While the police lifestyle audit is an important step, there however, ought to be a single team conducting the audits.

It could consider officers at the Zimbabwe Revenue, the Immigration Department, the Passport Office, Prisons, Members of Parliament, all state-owned enterprises and parastatals, hospitals and clinics and private sector companies.

There is also a greater probability of corruption taking place at the interface between the private and public sectors.

The audit team could comprise experts from the Public Service, the Auditor-General’s Office, the Special Anti-Corruption Unit in the Office of the President and Cabinet, the National Prosecuting Authority (NPA), the Financial Intelligence Unit and the Police Anti-Corruption Unit, among others.

They could feed their findings into the Zimbabwe Anti-Corruption Commission (ZACC) or they could operate independently, whichever works smoothly and produces rapid results, although this could result in duplication.

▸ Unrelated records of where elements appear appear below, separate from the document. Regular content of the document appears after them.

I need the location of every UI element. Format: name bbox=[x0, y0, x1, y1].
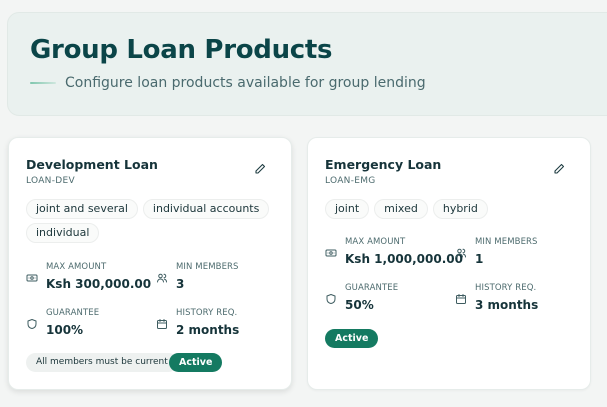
stat-label: GUARANTEE bbox=[345, 283, 399, 293]
tag-chip: individual accounts bbox=[142, 199, 270, 219]
product-code: LOAN-EMG bbox=[325, 176, 376, 186]
stat-label: GUARANTEE bbox=[46, 308, 100, 318]
product-name: Development Loan bbox=[26, 157, 158, 172]
page-title: Group Loan Products bbox=[30, 35, 333, 65]
stat-max-amount: MAX AMOUNT Ksh 300,000.00 bbox=[26, 262, 156, 302]
stat-value: 3 bbox=[176, 277, 185, 291]
requirement-note: All members must be current bbox=[26, 353, 178, 372]
product-tags: joint mixed hybrid bbox=[325, 199, 575, 219]
stat-min-members: MIN MEMBERS 1 bbox=[455, 237, 585, 277]
stat-label: MAX AMOUNT bbox=[345, 237, 406, 247]
stat-value: 100% bbox=[46, 323, 84, 337]
calendar-icon bbox=[456, 294, 466, 304]
status-badge: Active bbox=[169, 353, 223, 372]
stat-label: MAX AMOUNT bbox=[46, 262, 107, 272]
page-header: Group Loan Products Configure loan produ… bbox=[7, 12, 607, 116]
loan-product-card: Development Loan LOAN-DEV joint and seve… bbox=[8, 137, 292, 390]
stat-label: HISTORY REQ. bbox=[475, 283, 537, 293]
stat-history: HISTORY REQ. 3 months bbox=[455, 283, 585, 323]
stat-value: 50% bbox=[345, 298, 374, 312]
users-icon bbox=[456, 248, 466, 258]
banknote-icon bbox=[325, 249, 337, 257]
stat-guarantee: GUARANTEE 50% bbox=[325, 283, 455, 323]
edit-product-button[interactable] bbox=[251, 160, 269, 178]
tag-chip: mixed bbox=[374, 199, 428, 219]
stat-label: HISTORY REQ. bbox=[176, 308, 238, 318]
stat-value: Ksh 1,000,000.00 bbox=[345, 252, 463, 266]
stat-label: MIN MEMBERS bbox=[176, 262, 239, 272]
shield-icon bbox=[27, 319, 37, 329]
status-badge: Active bbox=[325, 329, 379, 348]
tag-chip: joint and several bbox=[26, 199, 138, 219]
title-accent-line bbox=[30, 82, 56, 84]
tag-chip: individual bbox=[26, 223, 100, 243]
shield-icon bbox=[326, 294, 336, 304]
tag-chip: joint bbox=[325, 199, 370, 219]
stat-guarantee: GUARANTEE 100% bbox=[26, 308, 156, 348]
stat-value: 1 bbox=[475, 252, 484, 266]
pencil-icon bbox=[554, 163, 565, 174]
edit-product-button[interactable] bbox=[550, 160, 568, 178]
loan-product-card: Emergency Loan LOAN-EMG joint mixed hybr… bbox=[307, 137, 591, 390]
product-code: LOAN-DEV bbox=[26, 176, 75, 186]
tag-chip: hybrid bbox=[432, 199, 488, 219]
product-tags: joint and several individual accounts in… bbox=[26, 199, 276, 243]
stat-value: Ksh 300,000.00 bbox=[46, 277, 152, 291]
pencil-icon bbox=[255, 163, 266, 174]
stat-value: 2 months bbox=[176, 323, 240, 337]
users-icon bbox=[157, 273, 167, 283]
stat-min-members: MIN MEMBERS 3 bbox=[156, 262, 286, 302]
stat-max-amount: MAX AMOUNT Ksh 1,000,000.00 bbox=[325, 237, 463, 277]
stat-value: 3 months bbox=[475, 298, 539, 312]
banknote-icon bbox=[26, 274, 38, 282]
calendar-icon bbox=[157, 319, 167, 329]
product-name: Emergency Loan bbox=[325, 157, 442, 172]
page-subtitle: Configure loan products available for gr… bbox=[65, 75, 426, 91]
stat-label: MIN MEMBERS bbox=[475, 237, 538, 247]
stat-history: HISTORY REQ. 2 months bbox=[156, 308, 286, 348]
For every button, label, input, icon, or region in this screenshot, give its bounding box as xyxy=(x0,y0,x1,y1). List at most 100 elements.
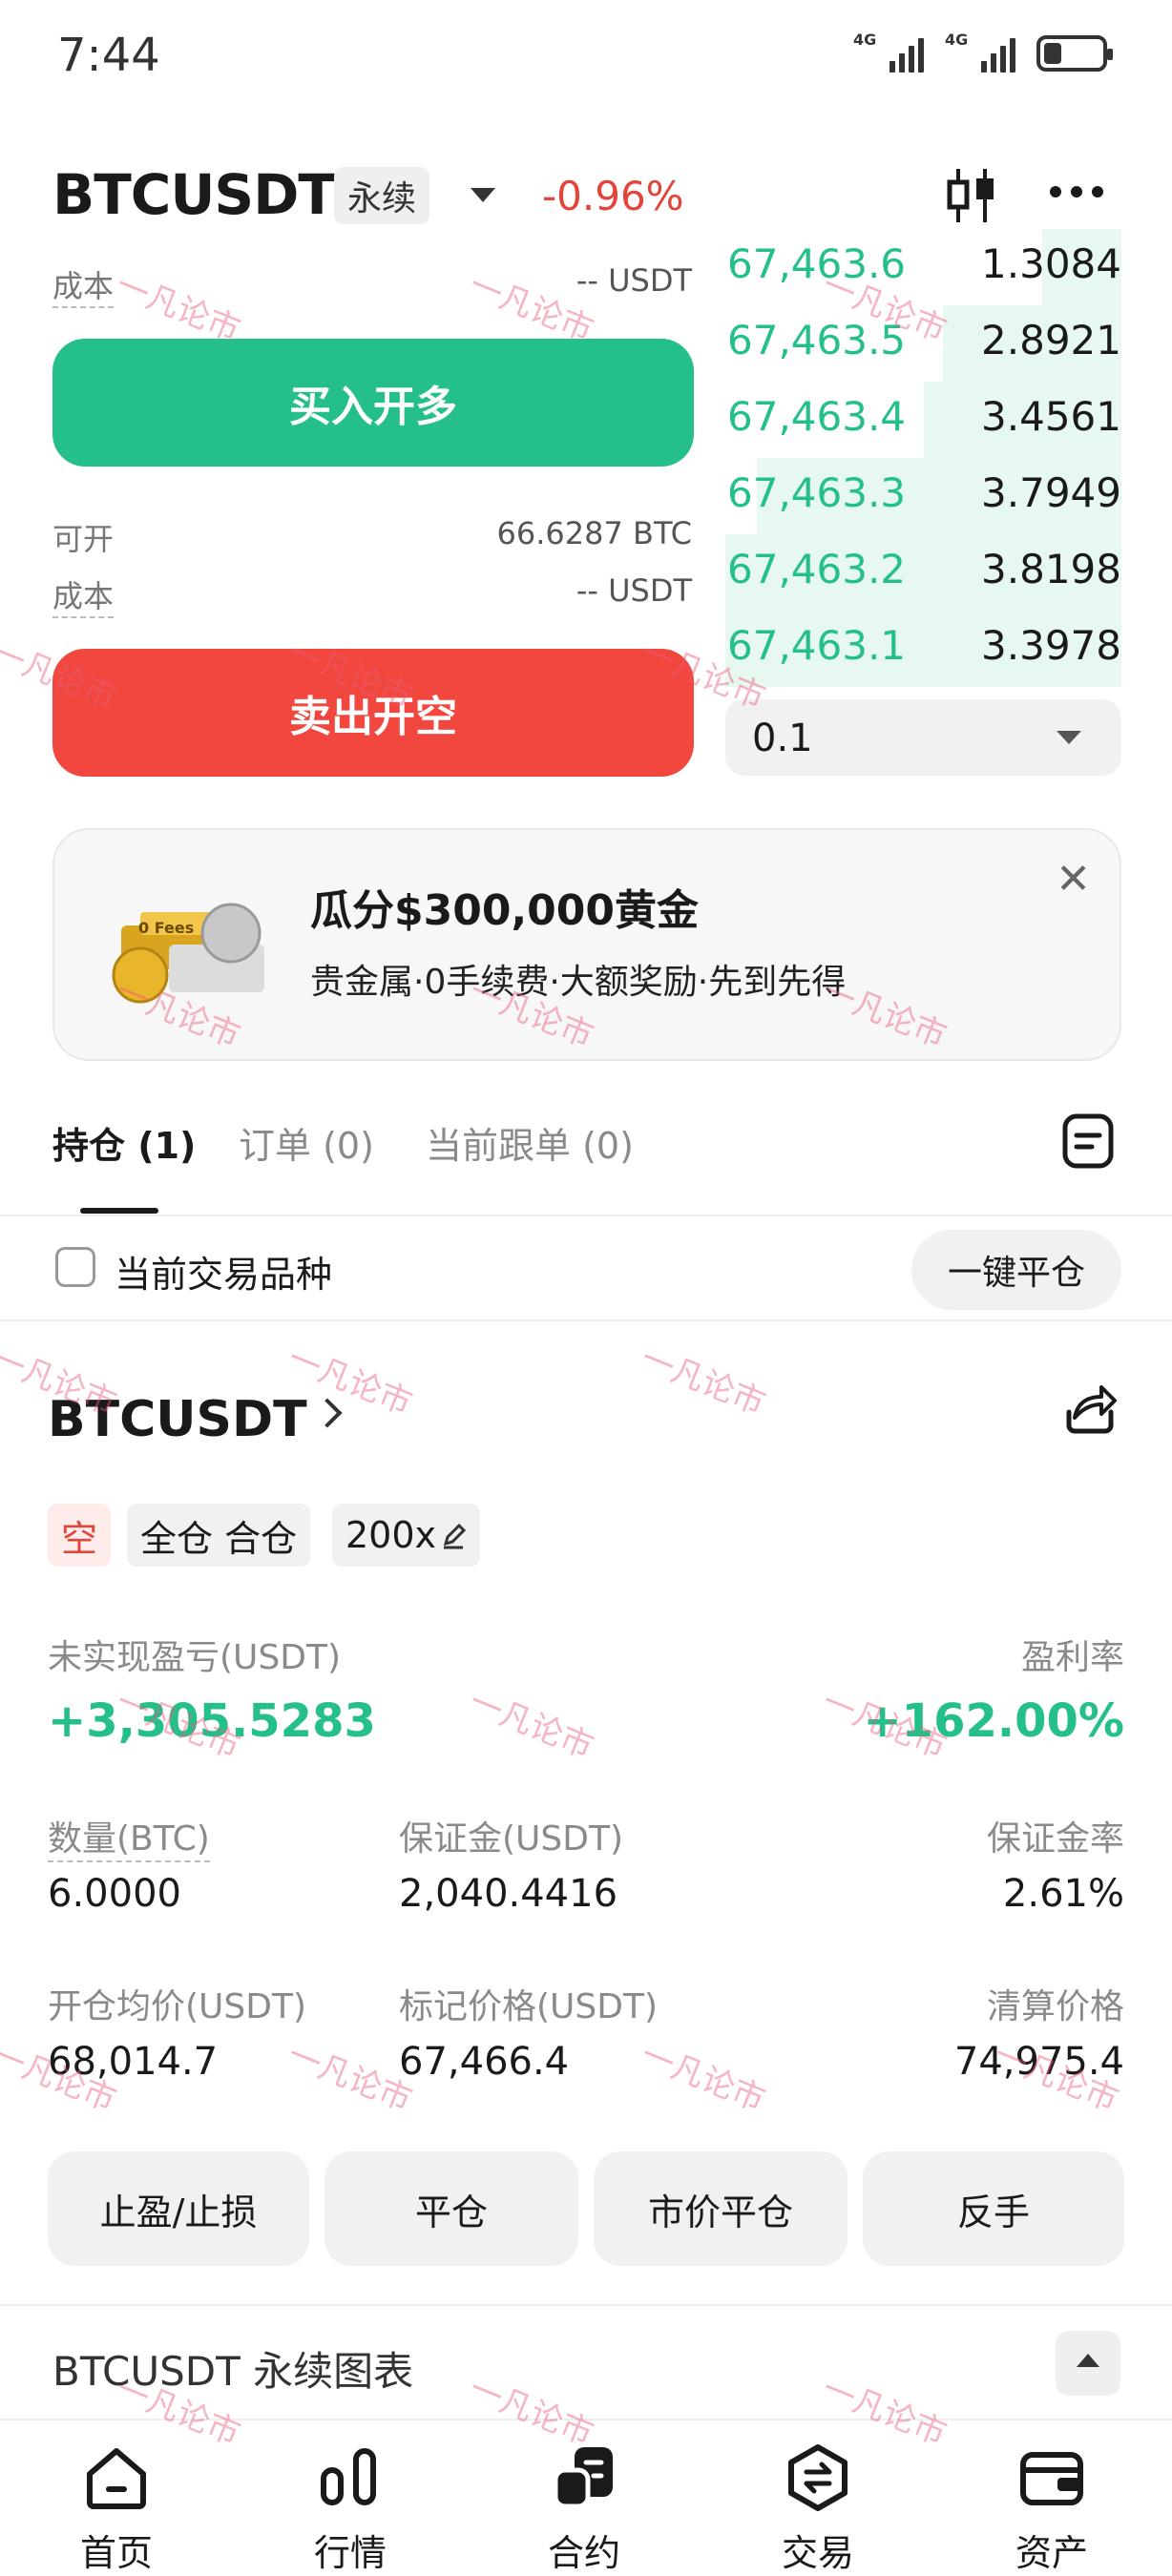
tp-sl-button[interactable]: 止盈/止损 xyxy=(48,2151,309,2266)
buy-long-button[interactable]: 买入开多 xyxy=(52,339,694,467)
status-time: 7:44 xyxy=(57,29,160,82)
margin-ratio-value: 2.61% xyxy=(1002,1872,1124,1916)
gold-bars-icon: 0 Fees xyxy=(112,903,264,1004)
mark-price-label: 标记价格(USDT) xyxy=(399,1987,659,2026)
orderbook-price: 67,463.2 xyxy=(727,546,907,592)
margin-ratio-label: 保证金率 xyxy=(986,1819,1124,1859)
close-position-button[interactable]: 平仓 xyxy=(324,2151,578,2266)
orderbook-qty: 2.8921 xyxy=(981,317,1121,364)
orderbook-qty: 3.8198 xyxy=(981,546,1121,592)
tab-orders[interactable]: 订单 (0) xyxy=(239,1116,374,1169)
orderbook-qty: 3.4561 xyxy=(981,393,1121,440)
orderbook-price: 67,463.6 xyxy=(727,240,907,287)
leverage-badge[interactable]: 200x xyxy=(332,1504,481,1567)
orderbook-row[interactable]: 67,463.3 3.7949 xyxy=(725,458,1121,534)
current-symbol-label: 当前交易品种 xyxy=(115,1254,333,1296)
orderbook-price: 67,463.5 xyxy=(727,317,907,364)
watermark: 一凡论市 xyxy=(636,1339,771,1423)
signal-icon: 4G xyxy=(945,31,1015,73)
entry-price-label: 开仓均价(USDT) xyxy=(48,1987,307,2026)
close-all-button[interactable]: 一键平仓 xyxy=(911,1230,1121,1310)
nav-home[interactable]: 首页 xyxy=(21,2420,212,2576)
unrealized-pnl-value: +3,305.5283 xyxy=(48,1694,376,1748)
bottom-nav: 首页 行情 合约 交易 资产 xyxy=(0,2419,1172,2576)
share-icon[interactable] xyxy=(1061,1380,1119,1437)
more-icon[interactable] xyxy=(1050,186,1103,197)
nav-futures[interactable]: 合约 xyxy=(489,2420,680,2576)
orderbook-qty: 3.7949 xyxy=(981,469,1121,516)
chevron-right-icon[interactable] xyxy=(312,1398,343,1428)
precision-select[interactable]: 0.1 xyxy=(725,699,1121,776)
candlestick-chart-icon[interactable] xyxy=(945,167,998,224)
filter-row: 当前交易品种 一键平仓 xyxy=(0,1216,1172,1321)
roe-label: 盈利率 xyxy=(1020,1638,1124,1677)
cost-label: 成本 xyxy=(52,572,115,618)
tab-positions[interactable]: 持仓 (1) xyxy=(52,1116,196,1169)
quantity-label: 数量(BTC) xyxy=(48,1811,210,1862)
reverse-position-button[interactable]: 反手 xyxy=(863,2151,1124,2266)
collapse-chart-button[interactable] xyxy=(1056,2331,1120,2396)
nav-trade[interactable]: 交易 xyxy=(722,2420,913,2576)
signal-icon: 4G xyxy=(853,31,924,73)
liquidation-price-value: 74,975.4 xyxy=(953,2040,1124,2084)
cost-label: 成本 xyxy=(52,262,115,308)
orderbook-row[interactable]: 67,463.5 2.8921 xyxy=(725,305,1121,382)
promo-title: 瓜分$300,000黄金 xyxy=(310,886,700,935)
close-icon[interactable]: ✕ xyxy=(1056,855,1091,904)
watermark: 一凡论市 xyxy=(464,1682,599,1767)
header: BTCUSDT 永续 -0.96% xyxy=(0,157,1172,234)
document-icon[interactable] xyxy=(1061,1112,1115,1170)
available-label: 可开 xyxy=(52,521,115,557)
margin-value: 2,040.4416 xyxy=(399,1872,618,1916)
orderbook-qty: 3.3978 xyxy=(981,622,1121,669)
home-icon xyxy=(87,2448,146,2509)
margin-label: 保证金(USDT) xyxy=(399,1819,624,1859)
svg-text:0 Fees: 0 Fees xyxy=(138,919,194,937)
status-bar: 7:44 4G 4G xyxy=(0,0,1172,114)
promo-subtitle: 贵金属·0手续费·大额奖励·先到先得 xyxy=(310,963,847,1002)
precision-value: 0.1 xyxy=(752,717,813,760)
unrealized-pnl-label: 未实现盈亏(USDT) xyxy=(48,1638,342,1677)
mark-price-value: 67,466.4 xyxy=(399,2040,570,2084)
status-icons: 4G 4G xyxy=(853,31,1113,73)
leverage-value: 200x xyxy=(345,1514,437,1556)
nav-assets[interactable]: 资产 xyxy=(956,2420,1147,2576)
orderbook-row[interactable]: 67,463.6 1.3084 xyxy=(725,229,1121,305)
orderbook-price: 67,463.1 xyxy=(727,622,907,669)
edit-icon xyxy=(443,1523,467,1549)
orderbook-price: 67,463.4 xyxy=(727,393,907,440)
price-change: -0.96% xyxy=(542,173,684,219)
watermark: 一凡论市 xyxy=(111,265,246,350)
orderbook-qty: 1.3084 xyxy=(981,240,1121,287)
orderbook-row[interactable]: 67,463.1 3.3978 xyxy=(725,611,1121,687)
markets-icon xyxy=(321,2448,376,2505)
market-close-button[interactable]: 市价平仓 xyxy=(594,2151,848,2266)
trade-icon xyxy=(788,2444,848,2511)
orderbook-row[interactable]: 67,463.4 3.4561 xyxy=(725,382,1121,458)
chevron-down-icon xyxy=(1057,731,1081,744)
chart-section-title: BTCUSDT 永续图表 xyxy=(52,2348,414,2395)
wallet-icon xyxy=(1020,2452,1083,2505)
available-value: 66.6287 BTC xyxy=(496,515,692,551)
margin-mode-badge: 全仓 合仓 xyxy=(127,1504,311,1567)
position-symbol[interactable]: BTCUSDT xyxy=(48,1391,307,1448)
tab-copy-trades[interactable]: 当前跟单 (0) xyxy=(426,1116,634,1169)
quantity-value: 6.0000 xyxy=(48,1872,181,1916)
sell-short-button[interactable]: 卖出开空 xyxy=(52,649,694,777)
promo-banner[interactable]: 0 Fees 瓜分$300,000黄金 贵金属·0手续费·大额奖励·先到先得 ✕ xyxy=(52,828,1121,1061)
nav-markets[interactable]: 行情 xyxy=(255,2420,446,2576)
pair-name[interactable]: BTCUSDT xyxy=(52,162,336,227)
orderbook-row[interactable]: 67,463.2 3.8198 xyxy=(725,534,1121,611)
pair-dropdown-icon[interactable] xyxy=(471,188,495,202)
cost-value: -- USDT xyxy=(576,572,692,609)
chart-section: BTCUSDT 永续图表 xyxy=(0,2304,1172,2419)
current-symbol-checkbox[interactable] xyxy=(55,1247,95,1287)
side-badge: 空 xyxy=(48,1504,112,1567)
orderbook-price: 67,463.3 xyxy=(727,469,907,516)
contract-type-badge: 永续 xyxy=(334,167,430,224)
cost-value: -- USDT xyxy=(576,262,692,299)
tab-underline xyxy=(80,1208,158,1214)
position-tabs: 持仓 (1) 订单 (0) 当前跟单 (0) xyxy=(0,1097,1172,1216)
liquidation-price-label: 清算价格 xyxy=(986,1987,1124,2026)
orderbook: 67,463.6 1.3084 67,463.5 2.8921 67,463.4 3.45… xyxy=(725,229,1121,687)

But they would play a critical role in developing guidelines for verifying fixed and movable assets, undeclared assets, credit searches and criminal record searches as part of the lifestyle audits.

The team could invest some of its time in investigating the perennial congestion at Beitbridge and Chirundu border posts, the birth certificate, the Passport Office as well as the conduct of officials at urban and rural local authorities.

The reason for the apparent congestion is because some of the delays are deliberately intentional and are tailored to extract inducements from members of the public to have their applications fast-tracked.

Launching a nation-wide lifestyle audit would therefore eliminate the proliferation of isolated initiatives whose pace has brought into question the sincerity of current efforts to fight corruption in the country.